Jay-Z Album Leaks On MySpace, Universal Files Lawsuit Against News Corp.

Universal Music Group, the parent company of Island Def Jam, filed a lawsuit against MySpace.com’s corporate parent News Corp. on Friday (Nov. 17), claiming the popular Internet site is guilty of copyright infringement. UMG, the world’s largest label, filed the lawsuit in U.S. District Court for California’s Central District, after Jay-Z’s highly anticipated come back […]

Universal Music Group, the parent company of Island Def Jam, filed a lawsuit against MySpace.com’s corporate parent News Corp. on Friday (Nov. 17), claiming the popular Internet site is guilty of copyright infringement.

UMG, the world’s largest label, filed the lawsuit in U.S. District Court for California’s Central District, after Jay-Z’s highly anticipated come back album Kingdom Come was leaked on MySpace.com.
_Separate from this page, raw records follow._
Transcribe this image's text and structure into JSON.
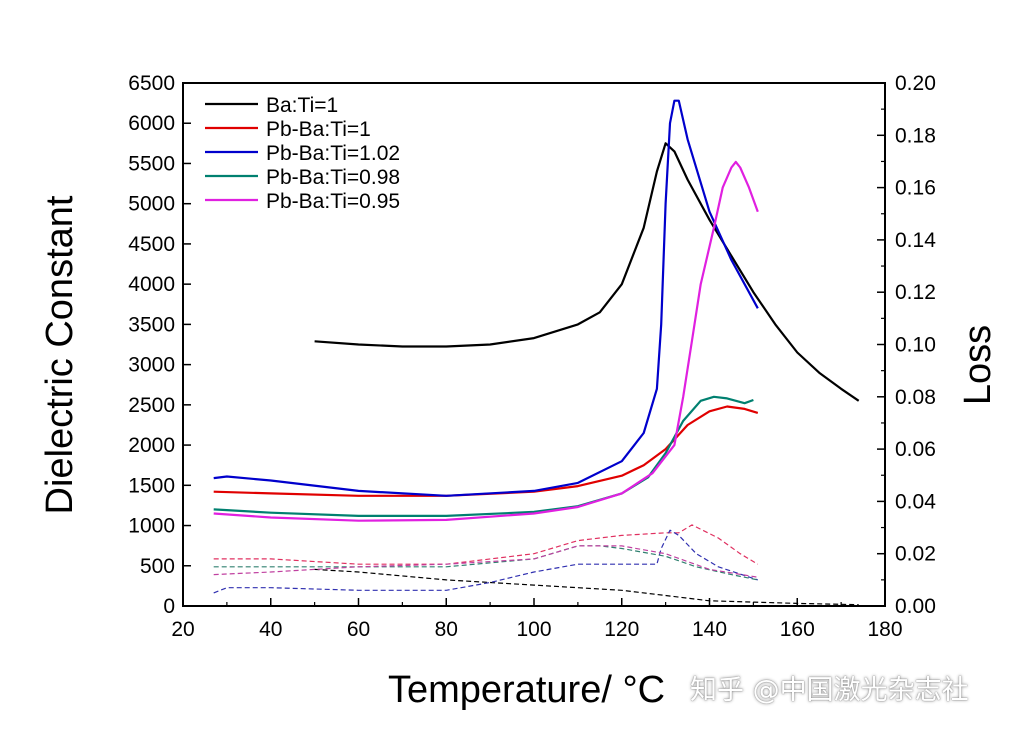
{
  "chart_data": {
    "type": "line",
    "xlabel": "Temperature/ °C",
    "xlabel_main": "Temperature/ ",
    "xlabel_sup": "o",
    "xlabel_unit": "C",
    "ylabel": "Dielectric Constant",
    "y2label": "Loss",
    "xlim": [
      20,
      180
    ],
    "ylim": [
      0,
      6500
    ],
    "y2lim": [
      0,
      0.2
    ],
    "xticks": [
      20,
      40,
      60,
      80,
      100,
      120,
      140,
      160,
      180
    ],
    "yticks": [
      0,
      500,
      1000,
      1500,
      2000,
      2500,
      3000,
      3500,
      4000,
      4500,
      5000,
      5500,
      6000,
      6500
    ],
    "y2ticks": [
      "0.00",
      "0.02",
      "0.04",
      "0.06",
      "0.08",
      "0.10",
      "0.12",
      "0.14",
      "0.16",
      "0.18",
      "0.20"
    ],
    "grid": false,
    "legend_position": "top-left",
    "series": [
      {
        "name": "Ba:Ti=1",
        "color": "#000000",
        "axis": "left",
        "x": [
          50,
          60,
          70,
          80,
          90,
          100,
          110,
          115,
          120,
          125,
          128,
          130,
          132,
          135,
          140,
          145,
          150,
          155,
          160,
          165,
          170,
          174
        ],
        "y": [
          3290,
          3250,
          3225,
          3225,
          3250,
          3330,
          3500,
          3650,
          4000,
          4700,
          5400,
          5750,
          5650,
          5300,
          4800,
          4350,
          3900,
          3500,
          3150,
          2900,
          2700,
          2550
        ]
      },
      {
        "name": "Pb-Ba:Ti=1",
        "color": "#e00000",
        "axis": "left",
        "x": [
          27,
          40,
          60,
          80,
          100,
          110,
          120,
          125,
          130,
          135,
          140,
          144,
          148,
          151
        ],
        "y": [
          1420,
          1400,
          1370,
          1370,
          1420,
          1490,
          1620,
          1750,
          1950,
          2250,
          2420,
          2480,
          2450,
          2400
        ]
      },
      {
        "name": "Pb-Ba:Ti=1.02",
        "color": "#0000cc",
        "axis": "left",
        "x": [
          27,
          30,
          40,
          60,
          80,
          100,
          110,
          120,
          125,
          128,
          129,
          130,
          131,
          132,
          133,
          135,
          140,
          145,
          151
        ],
        "y": [
          1590,
          1610,
          1560,
          1430,
          1370,
          1430,
          1530,
          1800,
          2150,
          2700,
          3500,
          5000,
          6000,
          6280,
          6280,
          5800,
          4900,
          4300,
          3700
        ]
      },
      {
        "name": "Pb-Ba:Ti=0.98",
        "color": "#008070",
        "axis": "left",
        "x": [
          27,
          40,
          60,
          80,
          100,
          110,
          120,
          126,
          130,
          134,
          138,
          141,
          144,
          148,
          150
        ],
        "y": [
          1200,
          1160,
          1120,
          1120,
          1170,
          1240,
          1400,
          1600,
          1900,
          2300,
          2550,
          2600,
          2580,
          2520,
          2560
        ]
      },
      {
        "name": "Pb-Ba:Ti=0.95",
        "color": "#e020e0",
        "axis": "left",
        "x": [
          27,
          40,
          60,
          80,
          100,
          110,
          120,
          127,
          132,
          134,
          136,
          138,
          141,
          143,
          145,
          146,
          147,
          149,
          151
        ],
        "y": [
          1150,
          1100,
          1060,
          1070,
          1150,
          1230,
          1400,
          1650,
          2000,
          2600,
          3300,
          4000,
          4700,
          5200,
          5450,
          5520,
          5450,
          5200,
          4900
        ]
      },
      {
        "name": "Ba:Ti=1 loss",
        "color": "#000000",
        "axis": "right",
        "dashed": true,
        "x": [
          50,
          60,
          80,
          100,
          120,
          130,
          140,
          160,
          174
        ],
        "y": [
          0.014,
          0.013,
          0.01,
          0.008,
          0.006,
          0.004,
          0.002,
          0.001,
          0.0005
        ]
      },
      {
        "name": "Pb-Ba:Ti=1 loss",
        "color": "#e03060",
        "axis": "right",
        "dashed": true,
        "x": [
          27,
          40,
          60,
          80,
          100,
          110,
          120,
          130,
          133,
          136,
          142,
          147,
          151
        ],
        "y": [
          0.018,
          0.018,
          0.016,
          0.016,
          0.02,
          0.025,
          0.027,
          0.028,
          0.028,
          0.031,
          0.026,
          0.02,
          0.016
        ]
      },
      {
        "name": "Pb-Ba:Ti=1.02 loss",
        "color": "#3030b0",
        "axis": "right",
        "dashed": true,
        "x": [
          27,
          30,
          40,
          60,
          80,
          90,
          100,
          110,
          120,
          128,
          129,
          131,
          133,
          137,
          142,
          151
        ],
        "y": [
          0.005,
          0.007,
          0.007,
          0.006,
          0.006,
          0.009,
          0.013,
          0.016,
          0.016,
          0.016,
          0.022,
          0.029,
          0.027,
          0.02,
          0.015,
          0.01
        ]
      },
      {
        "name": "Pb-Ba:Ti=0.98 loss",
        "color": "#308070",
        "axis": "right",
        "dashed": true,
        "x": [
          27,
          40,
          60,
          80,
          100,
          110,
          115,
          120,
          130,
          137,
          145,
          151
        ],
        "y": [
          0.015,
          0.015,
          0.015,
          0.015,
          0.018,
          0.023,
          0.023,
          0.022,
          0.019,
          0.015,
          0.012,
          0.01
        ]
      },
      {
        "name": "Pb-Ba:Ti=0.95 loss",
        "color": "#c040a0",
        "axis": "right",
        "dashed": true,
        "x": [
          27,
          40,
          50,
          60,
          80,
          100,
          110,
          120,
          130,
          140,
          151
        ],
        "y": [
          0.012,
          0.013,
          0.014,
          0.015,
          0.016,
          0.018,
          0.023,
          0.023,
          0.02,
          0.014,
          0.011
        ]
      }
    ]
  },
  "watermark": "知乎 @中国激光杂志社"
}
The entire album hit the Internet last week and has been traded en masse across the Internet and heavily bootlegged around the country.

“I’m sure it’s cut into our sales, and not by a small amount,” Antonio’ “LA” Reid told The Wall Street Journal. “Even if it [sells] a million units it’s not what it should have been.”
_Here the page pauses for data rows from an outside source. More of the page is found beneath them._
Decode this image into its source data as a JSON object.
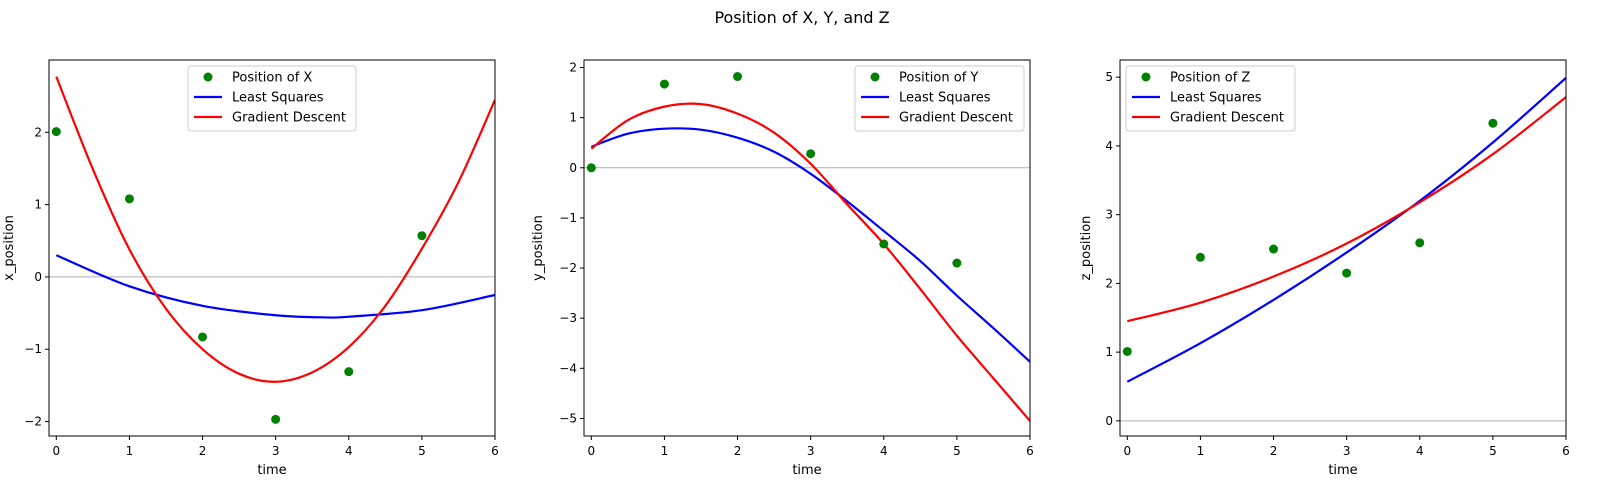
{
  "suptitle": "Position of X, Y, and Z",
  "colors": {
    "points": "#008000",
    "least_squares": "#0000ff",
    "gradient_descent": "#ff0000",
    "zero_line": "#b0b0b0"
  },
  "chart_data": [
    {
      "type": "scatter+line",
      "xlabel": "time",
      "ylabel": "x_position",
      "xlim": [
        -0.1,
        6
      ],
      "ylim": [
        -2.2,
        3.0
      ],
      "xticks": [
        0,
        1,
        2,
        3,
        4,
        5,
        6
      ],
      "yticks": [
        -2,
        -1,
        0,
        1,
        2
      ],
      "legend_position": "top-center",
      "zero_line": true,
      "points": {
        "name": "Position of X",
        "x": [
          0,
          1,
          2,
          3,
          4,
          5
        ],
        "y": [
          2.01,
          1.08,
          -0.83,
          -1.97,
          -1.31,
          0.57
        ]
      },
      "series": [
        {
          "name": "Least Squares",
          "x": [
            0,
            1,
            2,
            3,
            3.7,
            4,
            5,
            6
          ],
          "y": [
            0.3,
            -0.13,
            -0.4,
            -0.53,
            -0.56,
            -0.55,
            -0.46,
            -0.25
          ]
        },
        {
          "name": "Gradient Descent",
          "x": [
            0,
            0.5,
            1,
            1.5,
            2,
            2.5,
            3,
            3.5,
            4,
            4.5,
            5,
            5.5,
            6
          ],
          "y": [
            2.77,
            1.49,
            0.38,
            -0.44,
            -1.0,
            -1.34,
            -1.45,
            -1.32,
            -0.97,
            -0.4,
            0.39,
            1.31,
            2.45
          ]
        }
      ]
    },
    {
      "type": "scatter+line",
      "xlabel": "time",
      "ylabel": "y_position",
      "xlim": [
        -0.1,
        6
      ],
      "ylim": [
        -5.35,
        2.15
      ],
      "xticks": [
        0,
        1,
        2,
        3,
        4,
        5,
        6
      ],
      "yticks": [
        -5,
        -4,
        -3,
        -2,
        -1,
        0,
        1,
        2
      ],
      "legend_position": "top-right",
      "zero_line": true,
      "points": {
        "name": "Position of Y",
        "x": [
          0,
          1,
          2,
          3,
          4,
          5
        ],
        "y": [
          0.0,
          1.67,
          1.82,
          0.28,
          -1.52,
          -1.9
        ]
      },
      "series": [
        {
          "name": "Least Squares",
          "x": [
            0,
            0.5,
            1,
            1.5,
            2,
            2.5,
            3,
            3.5,
            4,
            4.5,
            5,
            5.5,
            6
          ],
          "y": [
            0.42,
            0.68,
            0.78,
            0.76,
            0.6,
            0.32,
            -0.12,
            -0.67,
            -1.26,
            -1.86,
            -2.55,
            -3.2,
            -3.87
          ]
        },
        {
          "name": "Gradient Descent",
          "x": [
            0,
            0.5,
            1,
            1.5,
            2,
            2.5,
            3,
            3.5,
            4,
            4.5,
            5,
            5.5,
            6
          ],
          "y": [
            0.38,
            0.95,
            1.22,
            1.27,
            1.08,
            0.7,
            0.08,
            -0.73,
            -1.52,
            -2.42,
            -3.35,
            -4.2,
            -5.05
          ]
        }
      ]
    },
    {
      "type": "scatter+line",
      "xlabel": "time",
      "ylabel": "z_position",
      "xlim": [
        -0.1,
        6
      ],
      "ylim": [
        -0.22,
        5.25
      ],
      "xticks": [
        0,
        1,
        2,
        3,
        4,
        5,
        6
      ],
      "yticks": [
        0,
        1,
        2,
        3,
        4,
        5
      ],
      "legend_position": "top-left",
      "zero_line": true,
      "points": {
        "name": "Position of Z",
        "x": [
          0,
          1,
          2,
          3,
          4,
          5
        ],
        "y": [
          1.01,
          2.38,
          2.5,
          2.15,
          2.59,
          4.33
        ]
      },
      "series": [
        {
          "name": "Least Squares",
          "x": [
            0,
            1,
            2,
            3,
            4,
            5,
            6
          ],
          "y": [
            0.57,
            1.13,
            1.76,
            2.45,
            3.2,
            4.05,
            4.99
          ]
        },
        {
          "name": "Gradient Descent",
          "x": [
            0,
            1,
            2,
            3,
            4,
            5,
            6
          ],
          "y": [
            1.45,
            1.72,
            2.1,
            2.58,
            3.18,
            3.88,
            4.71
          ]
        }
      ]
    }
  ]
}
UMG and MySpace had been negotiating a deal that called for News Corp. to pay a licensing fee for Universal content.

The deal stalled when UMG requested that News Corp. also pay restitution for content that had previously appeared on MySpace.

MySpace is in the process of testing digital rights management software to report and remove files that infringe on an owners copyright.
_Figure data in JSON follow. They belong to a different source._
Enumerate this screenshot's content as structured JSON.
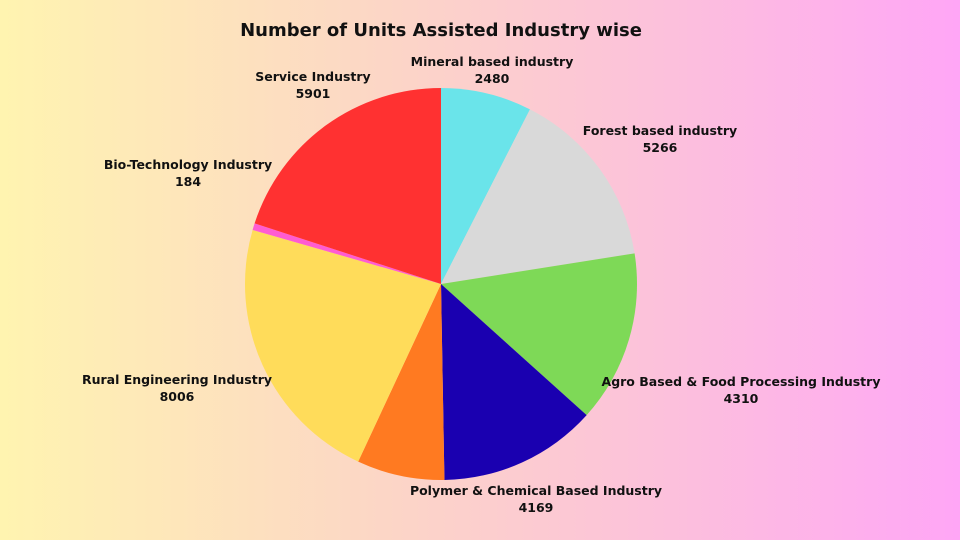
{
  "chart_data": {
    "type": "pie",
    "title": "Number of Units Assisted Industry wise",
    "slices": [
      {
        "label": "Mineral based industry",
        "value": 2480,
        "color": "#6ae4ea"
      },
      {
        "label": "Forest based industry",
        "value": 5266,
        "color": "#d9d9d9"
      },
      {
        "label": "Agro Based & Food Processing Industry",
        "value": 4310,
        "color": "#7ed957"
      },
      {
        "label": "Polymer & Chemical Based Industry",
        "value": 4169,
        "color": "#1a00b0"
      },
      {
        "label": "Rural Engineering Industry",
        "value": 8006,
        "color": "#ff7a21"
      },
      {
        "label": "Rural Engineering Industry",
        "value": 8006,
        "color": "#ffdc5a"
      },
      {
        "label": "Bio-Technology Industry",
        "value": 184,
        "color": "#ff5cd2"
      },
      {
        "label": "Service Industry",
        "value": 5901,
        "color": "#ff3131"
      }
    ]
  }
}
“Notwithstanding MySpace’s frank admission that it is ‘unable,’ i.e., prohibited by law, from offering its music and video services without first obtaining the permission of the copyright owner, MySpace has knowing and intentionally operated its business on the fiction that it has obtained the licenses it needs to exist from members that MySpace well knows are not the true copyright owners,” the suit stated.

UMG seeks $150,000 in damages for each 58 songs and videos MySpace allegedly infringed upon.

MySpace.com representatives were confident that they would “prevail in court.”